Alexander had ordered that a service should be read in the square, and the one hundred and eighty Judaizers, and fugitives from Torquemada’s wrath were dismissed. No penalties. No wearing of the sanbenito. No imprisonment. No confiscation of property.
Alexander dismissed them all to go about their business like good citizens of Rome.
Torquemada clenched his fists tightly together as he thought of it. It was a direct insult, not only to himself but to the Spanish Inquisition; and he believed that the Pope was fully aware of this and it was his main reason for acting as he had.
‘And here I lie,’ he mused, ‘in this my seventy-eighth year of life, my body crippled, unable to protest.’
His heart began to beat violently, shaking his spare frame. The walls of the cell seemed to close in upon him.
‘My life’s work is done,’ he whispered and sent for his sub-prior.
‘I feel my end is near,’ he told the man. ‘Nay, do not look concerned. I have had a long life and in it I think I have served God well. I would not have you bury me with pomp. Put me to rest in the common burial ground among the friars of my monastery. There I would lie happiest.’

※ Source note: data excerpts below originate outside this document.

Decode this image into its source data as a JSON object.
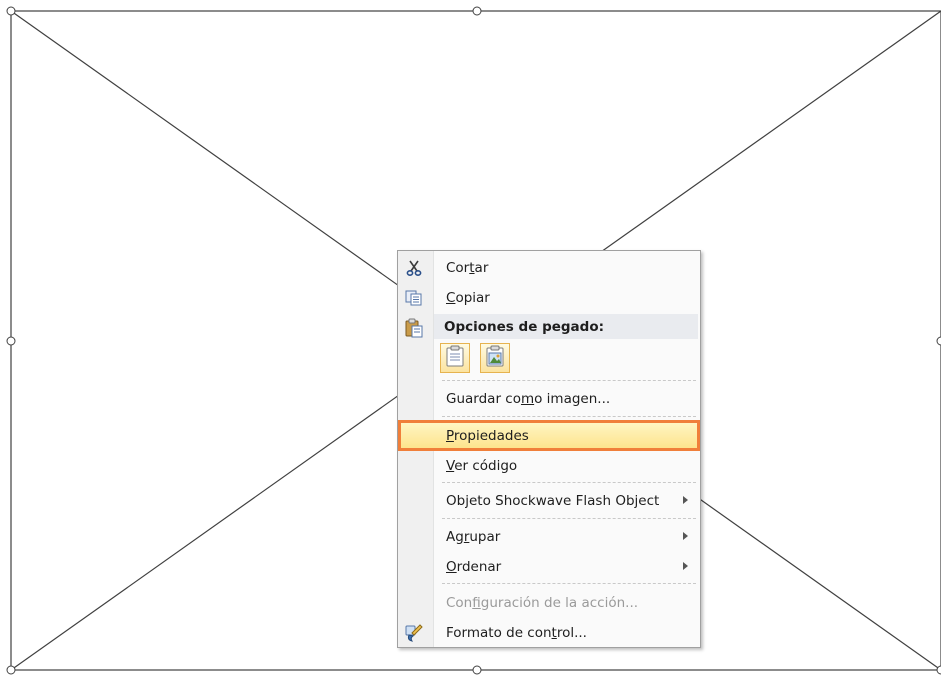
{
  "menu": {
    "cut": {
      "label_pre": "Cor",
      "label_key": "t",
      "label_post": "ar",
      "icon": "scissors-icon"
    },
    "copy": {
      "label_key": "C",
      "label_post": "opiar",
      "icon": "copy-icon"
    },
    "paste_header": {
      "label": "Opciones de pegado:",
      "icon": "paste-icon"
    },
    "paste_options": [
      {
        "icon": "paste-keep-source-icon"
      },
      {
        "icon": "paste-as-picture-icon"
      }
    ],
    "save_as_image": {
      "label_pre": "Guardar co",
      "label_key": "m",
      "label_post": "o imagen..."
    },
    "properties": {
      "label_key": "P",
      "label_post": "ropiedades"
    },
    "view_code": {
      "label_key": "V",
      "label_post": "er código"
    },
    "flash_object": {
      "label_pre": "Ob",
      "label_key": "j",
      "label_post": "eto Shockwave Flash Object"
    },
    "group": {
      "label_pre": "Ag",
      "label_key": "r",
      "label_post": "upar"
    },
    "order": {
      "label_key": "O",
      "label_post": "rdenar"
    },
    "action_settings": {
      "label_pre": "Con",
      "label_key": "f",
      "label_post": "iguración de la acción..."
    },
    "format_control": {
      "label_pre": "Formato de con",
      "label_key": "t",
      "label_post": "rol...",
      "icon": "format-control-icon"
    }
  },
  "colors": {
    "highlight_border": "#f07f3a",
    "highlight_fill": "#fde38b",
    "menu_background": "#fafafa"
  }
}
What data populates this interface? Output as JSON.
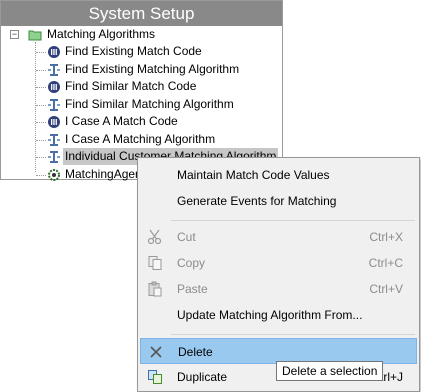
{
  "panel": {
    "title": "System Setup",
    "root": {
      "label": "Matching Algorithms",
      "icon": "folder-icon",
      "expander": "−"
    },
    "items": [
      {
        "label": "Find Existing Match Code",
        "icon": "match-code-icon"
      },
      {
        "label": "Find Existing Matching Algorithm",
        "icon": "matching-algorithm-icon"
      },
      {
        "label": "Find Similar Match Code",
        "icon": "match-code-icon"
      },
      {
        "label": "Find Similar Matching Algorithm",
        "icon": "matching-algorithm-icon"
      },
      {
        "label": "I Case A Match Code",
        "icon": "match-code-icon"
      },
      {
        "label": "I Case A Matching Algorithm",
        "icon": "matching-algorithm-icon"
      },
      {
        "label": "Individual Customer Matching Algorithm",
        "icon": "matching-algorithm-icon",
        "selected": true
      },
      {
        "label": "MatchingAgent",
        "icon": "gear-agent-icon"
      }
    ]
  },
  "menu": {
    "items": [
      {
        "label": "Maintain Match Code Values",
        "shortcut": "",
        "enabled": true
      },
      {
        "label": "Generate Events for Matching",
        "shortcut": "",
        "enabled": true
      },
      {
        "label": "Cut",
        "shortcut": "Ctrl+X",
        "enabled": false,
        "icon": "scissors-icon"
      },
      {
        "label": "Copy",
        "shortcut": "Ctrl+C",
        "enabled": false,
        "icon": "copy-icon"
      },
      {
        "label": "Paste",
        "shortcut": "Ctrl+V",
        "enabled": false,
        "icon": "paste-icon"
      },
      {
        "label": "Update Matching Algorithm From...",
        "shortcut": "",
        "enabled": true
      },
      {
        "label": "Delete",
        "shortcut": "",
        "enabled": true,
        "icon": "delete-x-icon",
        "highlighted": true
      },
      {
        "label": "Duplicate",
        "shortcut": "Ctrl+J",
        "enabled": true,
        "icon": "duplicate-icon"
      }
    ]
  },
  "tooltip": {
    "text": "Delete a selection"
  },
  "colors": {
    "title_bar": "#898989",
    "selected_row": "#c7c7c7",
    "menu_bg": "#f0f0f0",
    "menu_highlight": "#99c9ef",
    "disabled_text": "#8c8c8c"
  }
}
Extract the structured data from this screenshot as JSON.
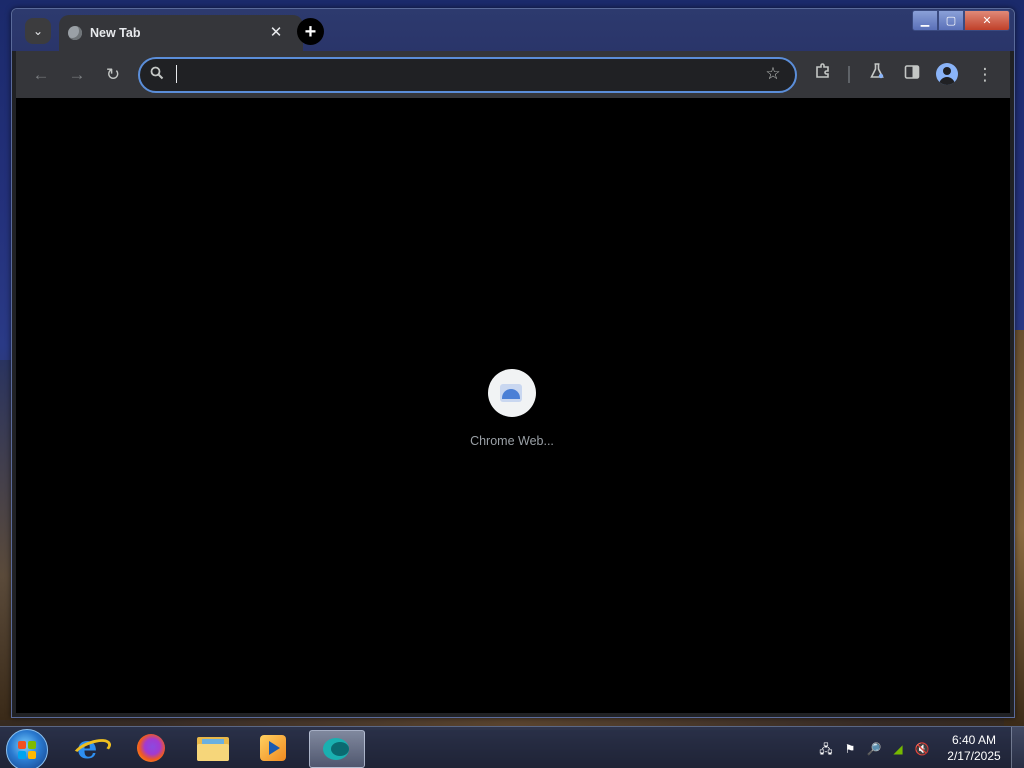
{
  "browser": {
    "tab": {
      "title": "New Tab",
      "close_glyph": "✕"
    },
    "new_tab_glyph": "+",
    "omnibox": {
      "value": "",
      "placeholder": ""
    },
    "window_controls": {
      "minimize": "▁",
      "maximize": "▢",
      "close": "✕"
    },
    "icons": {
      "tab_search": "chevron-down-icon",
      "back": "arrow-left-icon",
      "forward": "arrow-right-icon",
      "reload": "reload-icon",
      "search": "search-icon",
      "bookmark": "star-icon",
      "extensions": "puzzle-icon",
      "labs": "flask-icon",
      "side_panel": "side-panel-icon",
      "profile": "profile-avatar-icon",
      "menu": "three-dot-menu-icon"
    },
    "glyphs": {
      "tab_search": "⌄",
      "back": "←",
      "forward": "→",
      "reload": "↻",
      "search": "🔍",
      "bookmark": "☆",
      "extensions": "⧉",
      "labs": "⚗",
      "side_panel": "◧",
      "menu": "⋮"
    },
    "accent_color": "#5b8ed9"
  },
  "new_tab_page": {
    "shortcuts": [
      {
        "label": "Chrome Web..."
      }
    ]
  },
  "taskbar": {
    "apps": [
      {
        "name": "internet-explorer"
      },
      {
        "name": "firefox"
      },
      {
        "name": "file-explorer"
      },
      {
        "name": "media-player"
      },
      {
        "name": "chrome-like-app",
        "active": true
      }
    ],
    "tray": {
      "glyphs": {
        "network": "🖧",
        "action_center": "⚑",
        "search": "🔎",
        "nvidia": "◢",
        "volume": "🔇"
      }
    },
    "clock": {
      "time": "6:40 AM",
      "date": "2/17/2025"
    }
  }
}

The sub-prior said quickly: ‘You are old in years, Excellency, but your spirit is strong. There are years ahead of you.’
‘Leave me,’ Torquemada commanded; ‘I would make my peace with God.’
He waved the man away, but he did not believe it was necessary to make his peace with God. He believed that there would be a place in Heaven for him as there had been on Earth.
He lay quietly on his pallet while the strength slowly ebbed from him.
He thought continually of his past life, and as the days went on his condition grew weaker.
It was known throughout the monastery that Torquemada was dying.
On the 16th of September, one month after the death of the Queen of Portugal, Torquemada opened his eyes and was not sure where he lay.
He dreamed he was ascending into Heaven to the sound of music – music which was composed of the cries of heretics as the flames licked their limbs, the murmurs of a band of exiles who trudged wearily, from the land which had been their home for centuries, to what grim horrors they could not know but only fear.
‘All this in Thy name …’ murmured Torquemada and, because he was too weak to control his feelings, a smile of assurance and satisfaction touched his lips.
The sub-prior came to him a little later, and he knew that it was time for the last rites to be administered.
Isabella roused herself from her bed of sickness and grief. She had her duty to perform.
The little Prince Miguel must be shown to the citizens and accepted by the Cortes as heir to the throne. So the processions began.